Título: Gaza, em chamas, ameaça o Líbano
Autor: Simon Tisdall
Fonte: O Estado de São Paulo, 12/11/2006, Internacional, p. A23

Os líderes israelenses devem estar aflitos com a possibilidade de que a mais recente atrocidade de seu Exército em Beit Hanun - o ataque que matou 19 civis palestinos, entre eles sete mulheres e oito crianças, na quarta-feira - desencadeie uma escalada da crise regional. Foi o que aconteceu no primeiro semestre, quando os choques em Gaza abriram caminho para uma guerra total contra o Hezbollah no Líbano. Poucas vezes a situação nas áreas palestinas e em todo o Oriente Médio pareceu tão tensa, tão intrincada, tão explosiva.

Agora, os radicais do Hamas estão conclamando seus combatentes a se unirem à Jihad Islâmica para intensificar os ataques a alvos israelenses, o que faz ressurgir o espectro da retomada dos atentados suicidas. As divisões internas quanto à resposta a ser dada aos acontecimentos de Beit Hanun também solaparam os esforços do Fatah e de elementos moderados do Hamas para criar um governo de unidade nacional com o qual Israel poderia negociar.

O presidente palestino, Mahmud Abbas, trava hoje uma batalha perdida.

Ele advertiu Israel depois de Beit Hanun: 'Vocês estão destruindo todas as chances de paz... Vocês terão de arcar com as conseqüências desses crimes.' Abbas sabe que, se persistirem o ostracismo que o Ocidente impôs ao Hamas e a ausência de um processo de paz, mesmo que aparente, os acontecimentos sairão totalmente do seu controle.
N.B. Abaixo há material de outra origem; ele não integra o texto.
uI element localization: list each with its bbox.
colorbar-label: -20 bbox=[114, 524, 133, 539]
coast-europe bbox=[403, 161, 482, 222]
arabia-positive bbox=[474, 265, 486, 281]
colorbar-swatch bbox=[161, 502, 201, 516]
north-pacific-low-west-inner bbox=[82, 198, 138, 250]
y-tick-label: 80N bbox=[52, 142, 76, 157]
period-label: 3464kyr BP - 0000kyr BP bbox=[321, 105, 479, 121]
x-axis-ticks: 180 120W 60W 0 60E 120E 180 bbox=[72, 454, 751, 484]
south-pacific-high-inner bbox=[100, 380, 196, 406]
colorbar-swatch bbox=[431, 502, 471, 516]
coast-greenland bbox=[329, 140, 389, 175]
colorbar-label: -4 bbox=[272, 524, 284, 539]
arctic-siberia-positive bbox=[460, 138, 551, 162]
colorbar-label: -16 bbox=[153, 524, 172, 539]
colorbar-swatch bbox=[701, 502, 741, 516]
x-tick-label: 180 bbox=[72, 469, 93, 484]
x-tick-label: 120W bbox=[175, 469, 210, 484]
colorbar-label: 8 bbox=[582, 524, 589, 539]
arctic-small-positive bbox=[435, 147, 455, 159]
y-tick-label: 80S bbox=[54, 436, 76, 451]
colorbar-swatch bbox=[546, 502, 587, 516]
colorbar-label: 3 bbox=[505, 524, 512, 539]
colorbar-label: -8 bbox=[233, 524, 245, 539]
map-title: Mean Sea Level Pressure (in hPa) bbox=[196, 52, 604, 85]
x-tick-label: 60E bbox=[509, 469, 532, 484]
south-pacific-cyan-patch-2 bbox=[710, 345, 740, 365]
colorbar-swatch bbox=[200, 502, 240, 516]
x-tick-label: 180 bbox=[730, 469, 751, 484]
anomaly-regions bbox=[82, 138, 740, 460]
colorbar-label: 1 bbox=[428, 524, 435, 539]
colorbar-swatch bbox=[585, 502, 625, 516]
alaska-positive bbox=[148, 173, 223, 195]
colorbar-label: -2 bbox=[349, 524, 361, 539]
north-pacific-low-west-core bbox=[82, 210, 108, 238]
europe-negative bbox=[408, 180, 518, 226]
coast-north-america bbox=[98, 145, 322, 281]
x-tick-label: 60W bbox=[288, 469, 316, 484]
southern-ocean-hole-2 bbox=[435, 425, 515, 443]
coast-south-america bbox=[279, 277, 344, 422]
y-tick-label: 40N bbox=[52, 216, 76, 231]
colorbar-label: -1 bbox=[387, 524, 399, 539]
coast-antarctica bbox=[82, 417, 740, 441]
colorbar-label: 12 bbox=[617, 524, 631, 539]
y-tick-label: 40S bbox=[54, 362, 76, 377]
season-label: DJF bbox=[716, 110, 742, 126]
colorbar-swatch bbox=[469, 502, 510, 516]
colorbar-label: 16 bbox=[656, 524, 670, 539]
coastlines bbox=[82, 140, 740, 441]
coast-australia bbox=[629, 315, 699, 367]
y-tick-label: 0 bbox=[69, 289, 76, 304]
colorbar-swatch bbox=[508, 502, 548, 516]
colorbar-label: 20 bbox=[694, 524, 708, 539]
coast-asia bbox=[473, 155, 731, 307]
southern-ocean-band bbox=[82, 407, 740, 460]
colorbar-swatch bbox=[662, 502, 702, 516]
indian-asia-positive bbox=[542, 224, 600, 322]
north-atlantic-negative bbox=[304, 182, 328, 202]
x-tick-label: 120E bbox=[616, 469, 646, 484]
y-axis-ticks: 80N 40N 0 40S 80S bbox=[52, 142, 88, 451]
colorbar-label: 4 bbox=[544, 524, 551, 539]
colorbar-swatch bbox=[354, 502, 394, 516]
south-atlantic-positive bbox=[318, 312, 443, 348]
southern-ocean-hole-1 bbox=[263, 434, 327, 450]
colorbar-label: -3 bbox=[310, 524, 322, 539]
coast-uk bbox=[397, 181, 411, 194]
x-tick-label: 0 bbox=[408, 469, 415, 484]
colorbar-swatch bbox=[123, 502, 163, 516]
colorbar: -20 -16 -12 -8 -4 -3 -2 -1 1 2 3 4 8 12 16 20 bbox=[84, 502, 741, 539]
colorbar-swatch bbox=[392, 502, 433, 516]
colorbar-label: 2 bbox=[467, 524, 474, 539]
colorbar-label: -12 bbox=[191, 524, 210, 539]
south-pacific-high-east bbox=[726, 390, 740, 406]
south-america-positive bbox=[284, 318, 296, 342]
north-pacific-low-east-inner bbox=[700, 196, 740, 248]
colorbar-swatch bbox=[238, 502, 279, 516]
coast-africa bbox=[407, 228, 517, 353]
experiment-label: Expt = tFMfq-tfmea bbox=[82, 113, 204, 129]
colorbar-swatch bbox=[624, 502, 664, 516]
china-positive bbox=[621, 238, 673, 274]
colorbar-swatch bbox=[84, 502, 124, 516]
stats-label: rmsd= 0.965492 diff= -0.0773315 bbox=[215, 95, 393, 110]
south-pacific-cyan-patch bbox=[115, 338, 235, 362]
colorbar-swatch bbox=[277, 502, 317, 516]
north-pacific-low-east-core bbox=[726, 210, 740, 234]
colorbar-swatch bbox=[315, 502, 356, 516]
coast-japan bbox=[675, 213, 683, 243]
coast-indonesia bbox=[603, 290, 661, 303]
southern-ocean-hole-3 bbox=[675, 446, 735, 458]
Como ocorreu em julho, o Hezbollah foi rápido para explorar a violência em Gaza. Seu líder, Sayyed Hassan Nasrallah, zombou da impotência dos governantes árabes. 'Onde está o grito de raiva diante dos carniceiros?' perguntou. 'O mundo se calou.'

Isso não é exato. Choveram condenações internacionais sobre Israel. Mas o Hezbollah gosta de aparecer como o paladino exclusivo da justiça. E o crescimento da tensão serve a outros propósitos de Nasrallah.

Ele ameaça derrubar o governo libanês pró-Ocidente, a menos que seu partido e seus aliados recebam uma fatia maior de poder. E outra disputa está se armando em torno dos planos da ONU de estabelecer um tribunal para julgar suspeitos do assassinato do ex-premiê libanês Rafic Hariri, em 2005, no qual altas autoridades sírias provavelmente seriam indiciadas no próximo mês.

A despeito da tentativa potencialmente conflitante do premiê britânico, Tony Blair, de dialogar com a Síria, tudo isso levou os EUA a advertirem, na semana passada, que Hezbollah, Síria e Irã estavam conspirando para dar um golpe de Estado no Líbano.

Damasco refutou a acusação, como sempre, acusando a existência de um conluio americano-sionista. 'Tal difamação pretende simplesmente tumultuar o Líbano e causar um conflito com a Síria, que pagou com sangue para manter a independência e soberania libanesas', publicou o jornal sírio Baath, controlado pelo governo.

Já o presidente do Irã, Mahmud Ahmadinejad, sentiu-se encorajado pela atmosfera de confronto a propagar suas opiniões extravagantes e explosivas. 'O regime sionista foi estabelecido para engolir toda a região e colocá-la à disposição das forças mundiais', declarou à TV iraniana, no mês passado. 'É uma grande mentira que ele foi criado para proteger os mortos na 2ª Guerra Mundial e para compensá-los.'

Em meio a tanta irracionalidade, ódio, instabilidade e desconfiança, crescem os temores de que o Líbano se incendeie novamente. Um recente relatório do International Crisis Group observa que, embora a resolução de cessar-fogo da ONU, em agosto, 'tenha sustado a luta entre Israel e o Hezbollah, pouco fez para resolver o conflito subjacente - e, se for mal conduzida, poderá ajudar a reacendê-la... A tentação de cada parte de transpor limites poderá provocar um reinício dos combates.'

Mas, como ocorre há muito tempo, só os EUA têm poder e influência suficientes para conter Israel, trazer os palestinos para a mesa de negociações, desarmar a crise no Líbano e neutralizar Síria e Irã. O problema é que, justo quando a região parece caminhar para problemas cada vez mais graves, Washington se concentra cada vez mais em como sair do Iraque.

Quando o primeiro-ministro israelense, Ehud Olmert, se encontrar com George Bush na Casa Branca, amanhã, o episódio de Beit Hanun ou mesmo o processo de paz no Oriente Médio podem não ser os destaques de suas conversações. Os dois estão mais interessados em discutir como travar uma guerra fracassada e sobreviver.